The Trump administration, which has recently intensified tariff hikes and budget cuts, is also exerting indirect pressure on the Fed. By keeping rates high, Jerome Powell and his team seek to stabilize the economy without yielding to presidential demands, which could further weaken the current economic dynamics.
Bitcoin and cryptocurrencies: a mixed reaction
The crypto market was awaiting the Fed's decisions, with particular attention to the impact of this announcement on Bitcoin and Ethereum. Initially, the effect was mixed:
Bitcoin, which had been in a bearish phase for several weeks, saw a significant rebound after the announcement and even exceeded $96,000.
Ethereum experienced a slight bounce of 6%, benefitting from hopes of a possible slowdown in rate hikes in the coming months.

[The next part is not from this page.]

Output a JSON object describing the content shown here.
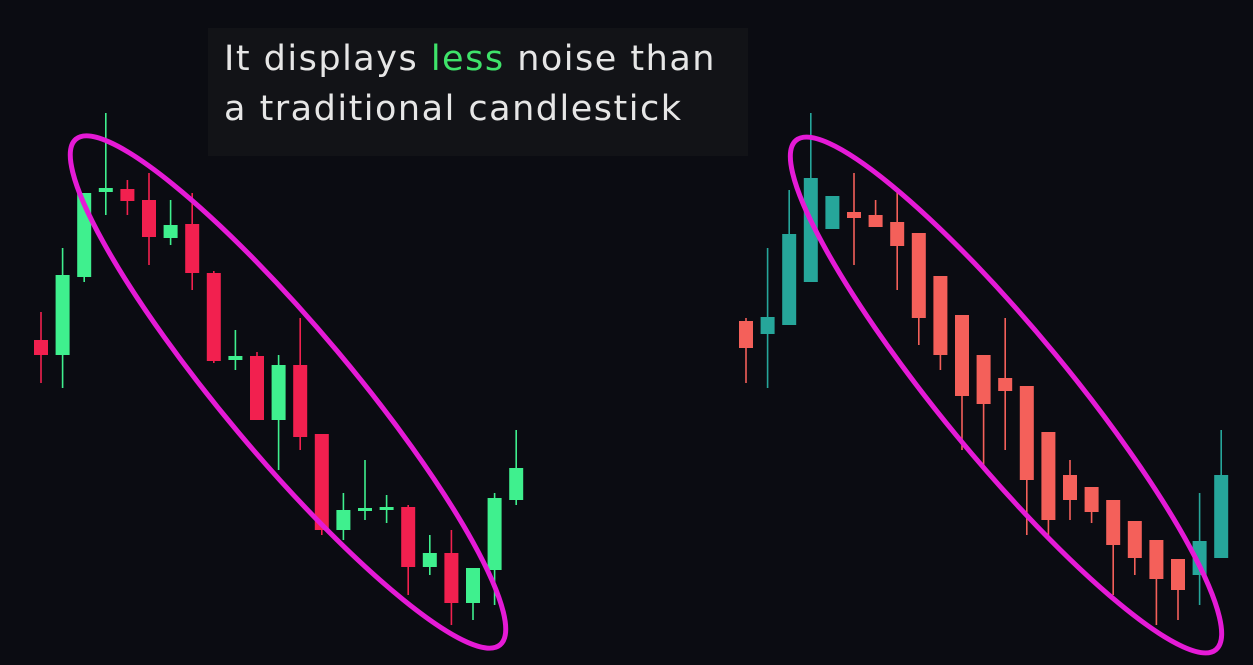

According to Markus Thielen, CEO of 10x Research, this phase of uncertainty could nevertheless lead to a counter-trend bullish rally if prices remain in the oversold zone.
The Fed's decision leaves investors in anticipation. The maintenance of rates could have contrasting consequences on risky assets, particularly if the U.S. economy continues to deteriorate. Caution remains necessary, as any sudden change in monetary policy could trigger increased volatility in financial and crypto markets.